Third, check for orlistat, cholestyramine, or other fat-blocking agents. Supplement with oral vitamin K1 for at least 7 days before the scheduled draw.

Fourth, ask about supplements. High-dose vitamin E (above 400 IU) may falsely raise PIVKA-II. MK-7 supplements may falsely lower it. Document both.

Assay-Specific Considerations

Two major commercial assays measure PIVKA-II: the LUMIPULSE system (Fujirebio) and the ARCHITECT platform (Abbott). Cutoff values and units differ. The LUMIPULSE reports in mAU/mL with a typical HCC cutoff of 40 mAU/mL. The ARCHITECT reports in ng/mL with varying institutional cutoffs. Always interpret against the reference range supplied by the performing laboratory 14.

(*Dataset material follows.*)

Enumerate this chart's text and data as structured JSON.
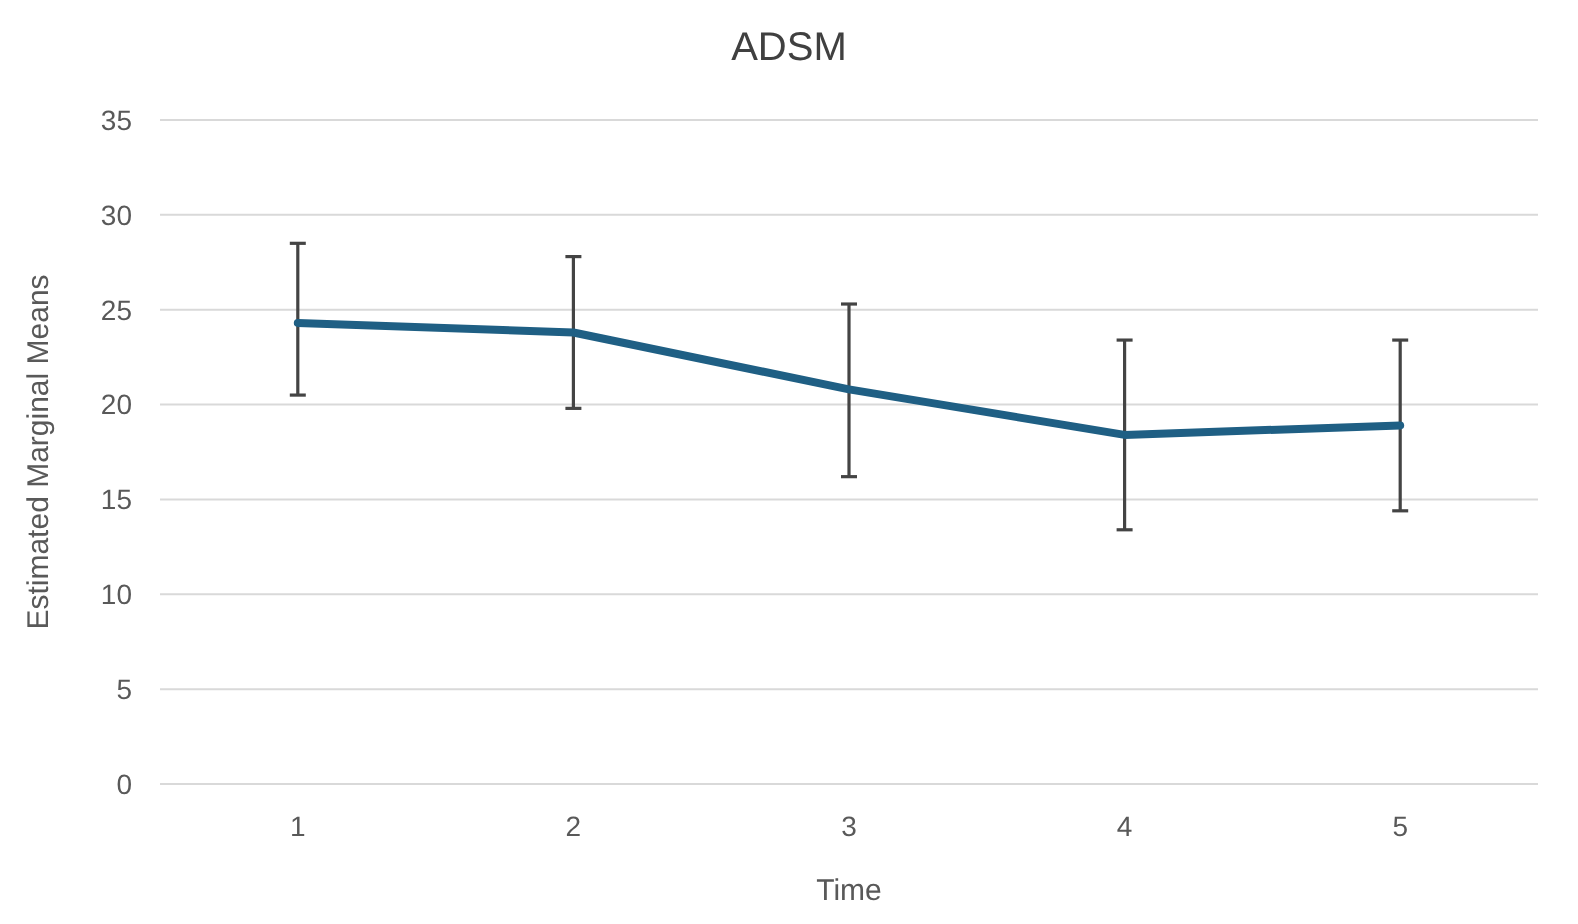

Normal Range and What Abnormal Results Mean

The reference range for PIVKA-II in most laboratories is <40 mAU/mL (LUMIPULSE) or <7.5 ng/mL (some ELISA-based assays).

High PIVKA-II

A PIVKA-II above the reference range, after excluding drug interference, suggests one of three clinical scenarios. Hepatocellular carcinoma is the most concerning, particularly when AFP is also elevated. Vitamin K deficiency from malnutrition, malabsorption (celiac disease, short bowel syndrome, cystic fibrosis), or prolonged fasting is the second possibility. Obstructive jaundice, where bile flow is blocked and fat-soluble vitamin absorption is impaired, is the third.

Low PIVKA-II

A PIVKA-II within or below the normal range generally indicates adequate vitamin K status and no HCC signal. If the result is unexpectedly low in a patient with known HCC risk factors (cirrhosis, chronic hepatitis B), consider whether vitamin K supplementation or high dietary intake is suppressing the marker.

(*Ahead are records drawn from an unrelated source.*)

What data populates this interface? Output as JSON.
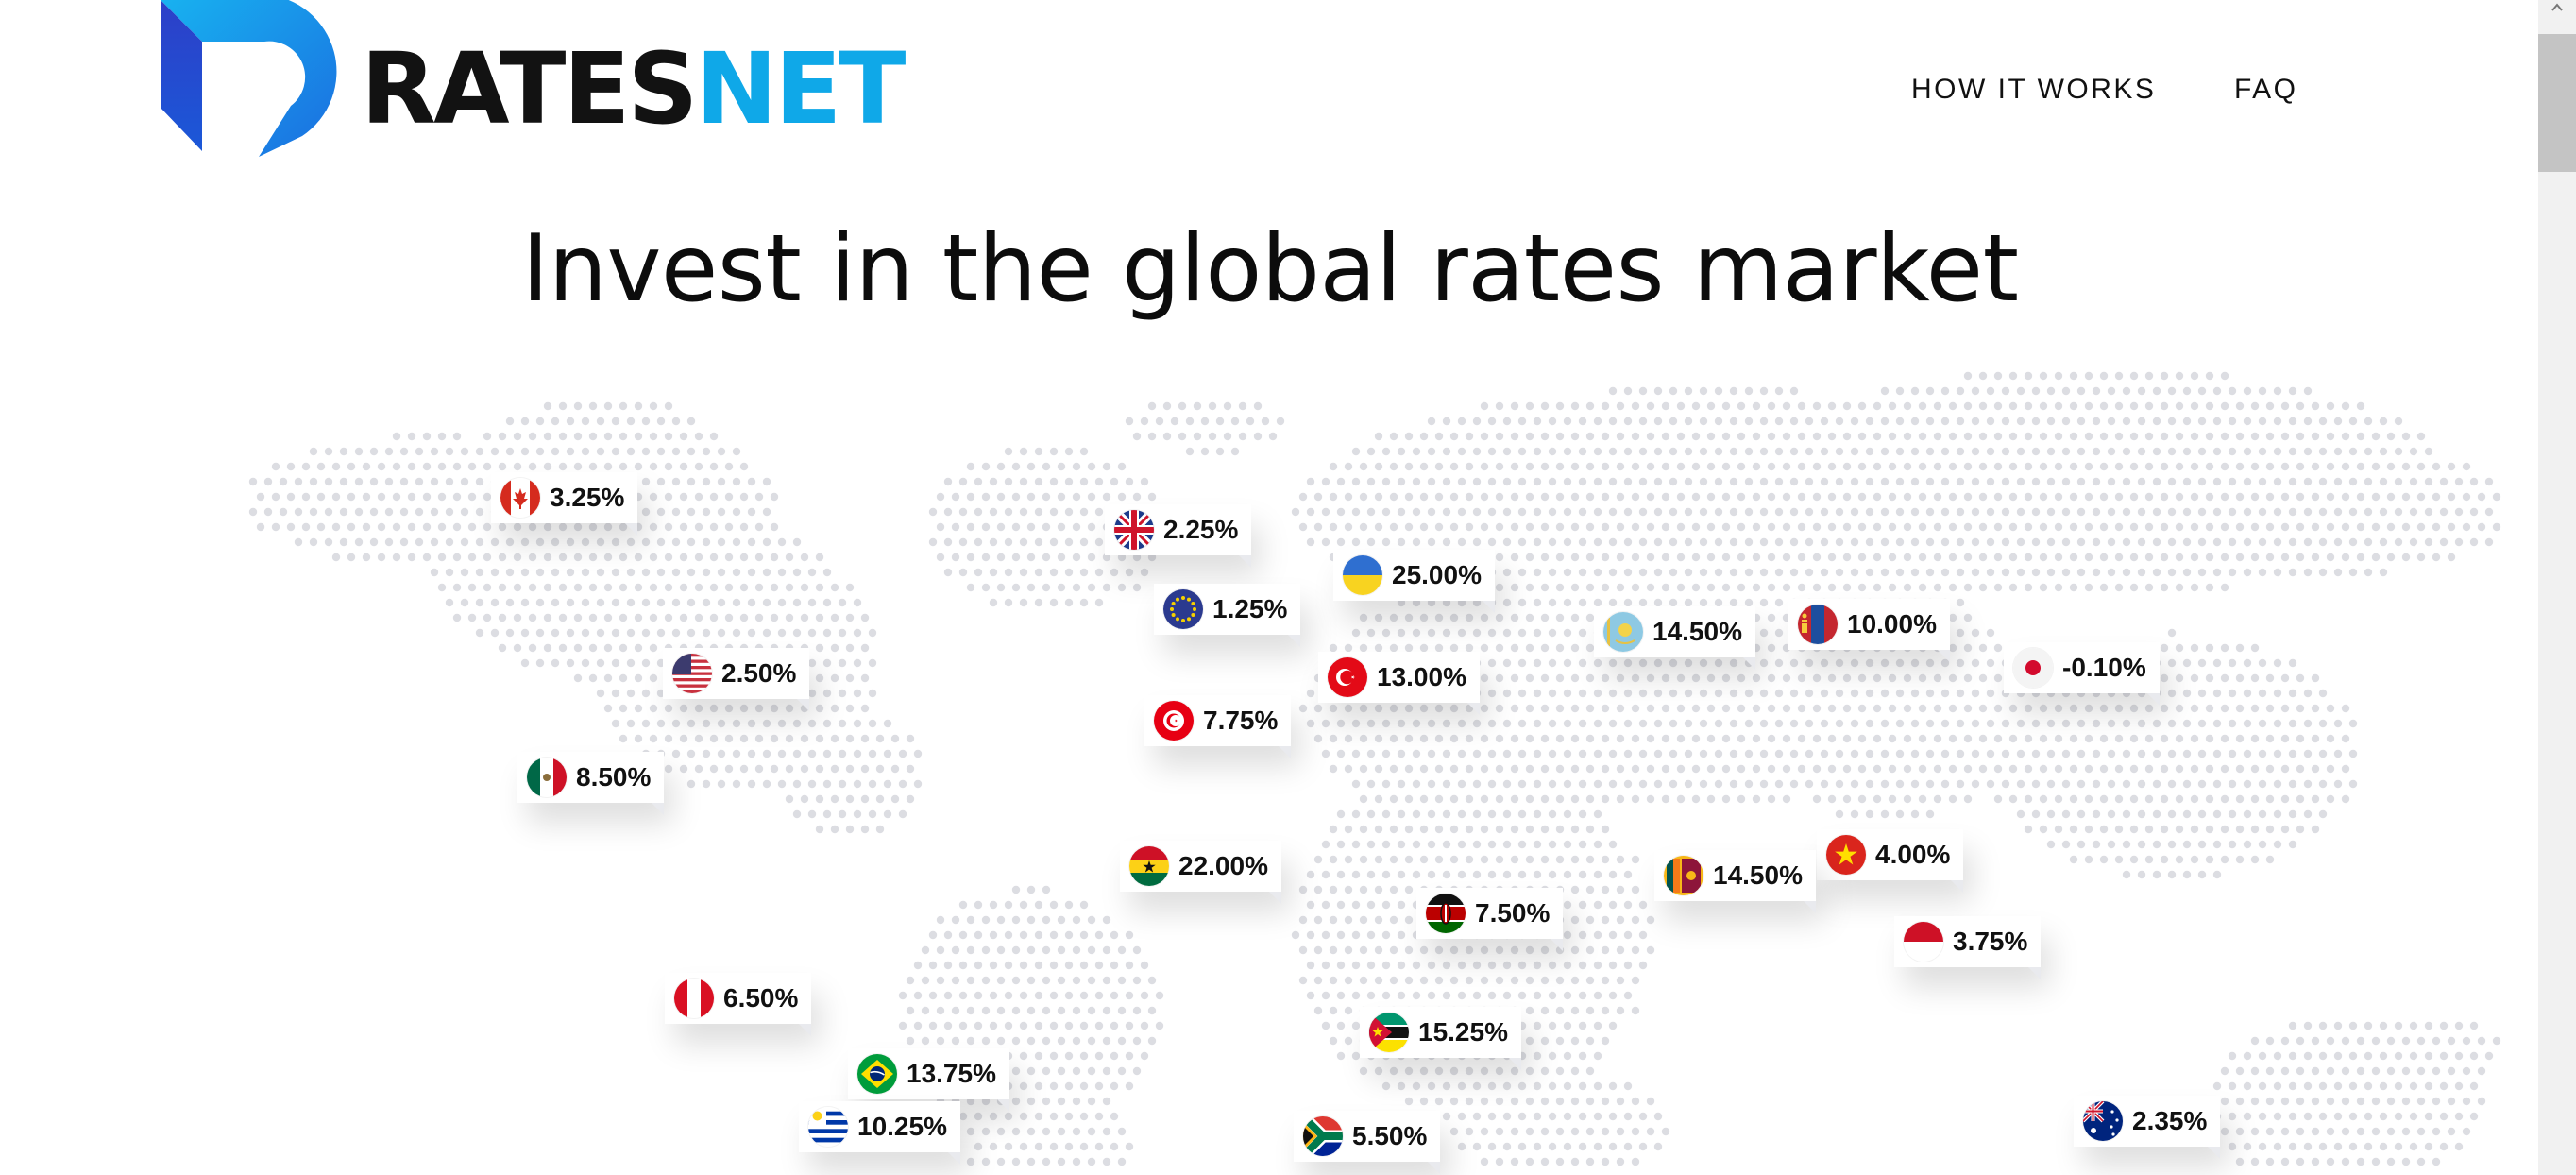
{
  "brand": {
    "name_part1": "RATES",
    "name_part2": "NET",
    "primary": "#0fa8e8",
    "secondary": "#2445c9"
  },
  "nav": {
    "how_it_works": "HOW IT WORKS",
    "faq": "FAQ"
  },
  "headline": "Invest in the global rates market",
  "markets": [
    {
      "country": "canada",
      "rate": "3.25%"
    },
    {
      "country": "united-kingdom",
      "rate": "2.25%"
    },
    {
      "country": "ukraine",
      "rate": "25.00%"
    },
    {
      "country": "european-union",
      "rate": "1.25%"
    },
    {
      "country": "kazakhstan",
      "rate": "14.50%"
    },
    {
      "country": "mongolia",
      "rate": "10.00%"
    },
    {
      "country": "japan",
      "rate": "-0.10%"
    },
    {
      "country": "united-states",
      "rate": "2.50%"
    },
    {
      "country": "turkey",
      "rate": "13.00%"
    },
    {
      "country": "tunisia",
      "rate": "7.75%"
    },
    {
      "country": "mexico",
      "rate": "8.50%"
    },
    {
      "country": "ghana",
      "rate": "22.00%"
    },
    {
      "country": "vietnam",
      "rate": "4.00%"
    },
    {
      "country": "sri-lanka",
      "rate": "14.50%"
    },
    {
      "country": "kenya",
      "rate": "7.50%"
    },
    {
      "country": "indonesia",
      "rate": "3.75%"
    },
    {
      "country": "peru",
      "rate": "6.50%"
    },
    {
      "country": "mozambique",
      "rate": "15.25%"
    },
    {
      "country": "brazil",
      "rate": "13.75%"
    },
    {
      "country": "uruguay",
      "rate": "10.25%"
    },
    {
      "country": "south-africa",
      "rate": "5.50%"
    },
    {
      "country": "australia",
      "rate": "2.35%"
    }
  ]
}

Putting It Together: When to Trust (and When Not to Trust) This Test

PIVKA-II is a powerful biomarker. Combined with AFP, it detects early-stage HCC with a sensitivity of approximately 80%, compared with 63% for AFP alone and 71% for PIVKA-II alone 2. But its clinical value depends entirely on knowing what medications the patient takes.

No PIVKA-II result should be acted upon without a concurrent medication reconciliation. For patients on warfarin, the test is uninformative. For patients on broad-spectrum antibiotics, orlistat, or anticonvulsants, the test requires context and may require a washout period. For patients taking vitamin K supplements, the test may be falsely reassuring.

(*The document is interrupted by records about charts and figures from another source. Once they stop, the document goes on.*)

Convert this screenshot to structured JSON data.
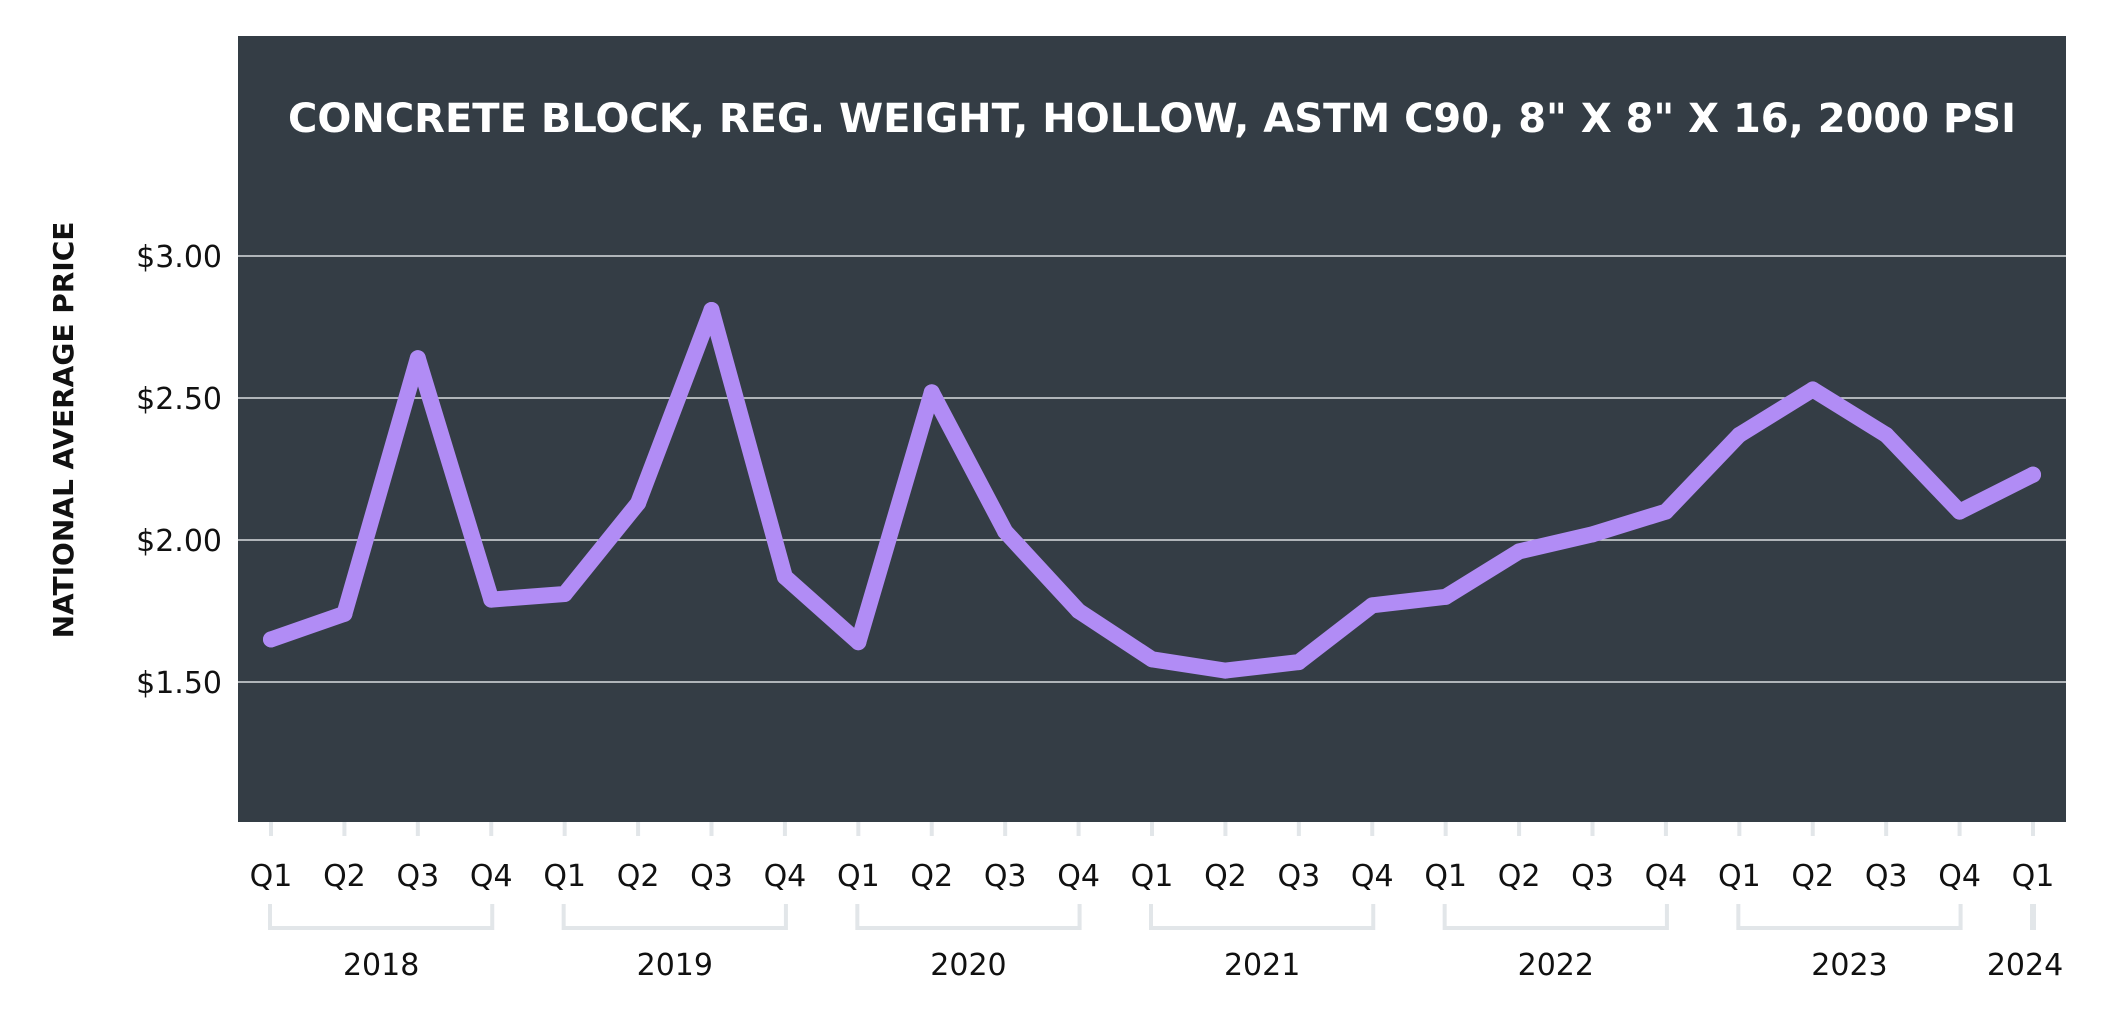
{
  "chart_data": {
    "type": "line",
    "title": "CONCRETE BLOCK, REG. WEIGHT, HOLLOW, ASTM C90, 8\" X 8\" X 16, 2000 PSI",
    "ylabel": "NATIONAL AVERAGE PRICE",
    "xlabel": "",
    "ylim": [
      1.0,
      3.5
    ],
    "yticks": [
      {
        "value": 3.0,
        "label": "$3.00"
      },
      {
        "value": 2.5,
        "label": "$2.50"
      },
      {
        "value": 2.0,
        "label": "$2.00"
      },
      {
        "value": 1.5,
        "label": "$1.50"
      }
    ],
    "grid": true,
    "legend": "none",
    "colors": {
      "background": "#343d45",
      "line": "#b18cf5",
      "grid": "#d9dde0",
      "bracket": "#e2e6e9",
      "text": "#111111",
      "title": "#ffffff"
    },
    "categories": [
      "Q1",
      "Q2",
      "Q3",
      "Q4",
      "Q1",
      "Q2",
      "Q3",
      "Q4",
      "Q1",
      "Q2",
      "Q3",
      "Q4",
      "Q1",
      "Q2",
      "Q3",
      "Q4",
      "Q1",
      "Q2",
      "Q3",
      "Q4",
      "Q1",
      "Q2",
      "Q3",
      "Q4",
      "Q1"
    ],
    "years": [
      {
        "label": "2018",
        "start": 0,
        "end": 3
      },
      {
        "label": "2019",
        "start": 4,
        "end": 7
      },
      {
        "label": "2020",
        "start": 8,
        "end": 11
      },
      {
        "label": "2021",
        "start": 12,
        "end": 15
      },
      {
        "label": "2022",
        "start": 16,
        "end": 19
      },
      {
        "label": "2023",
        "start": 20,
        "end": 23
      },
      {
        "label": "2024",
        "start": 24,
        "end": 24
      }
    ],
    "series": [
      {
        "values": [
          1.65,
          1.74,
          2.64,
          1.79,
          1.81,
          2.13,
          2.81,
          1.87,
          1.64,
          2.52,
          2.03,
          1.75,
          1.58,
          1.54,
          1.57,
          1.77,
          1.8,
          1.96,
          2.02,
          2.1,
          2.37,
          2.53,
          2.37,
          2.1,
          2.23
        ]
      }
    ]
  }
}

The most reliable PIVKA-II draw occurs in a patient who has been off all interfering medications for at least 2 weeks, is not taking vitamin K supplements, and is eating a normal (not unusually high or low in green vegetables) diet. When those conditions are met, PIVKA-II at <40 mAU/mL provides strong negative predictive value for HCC in at-risk populations.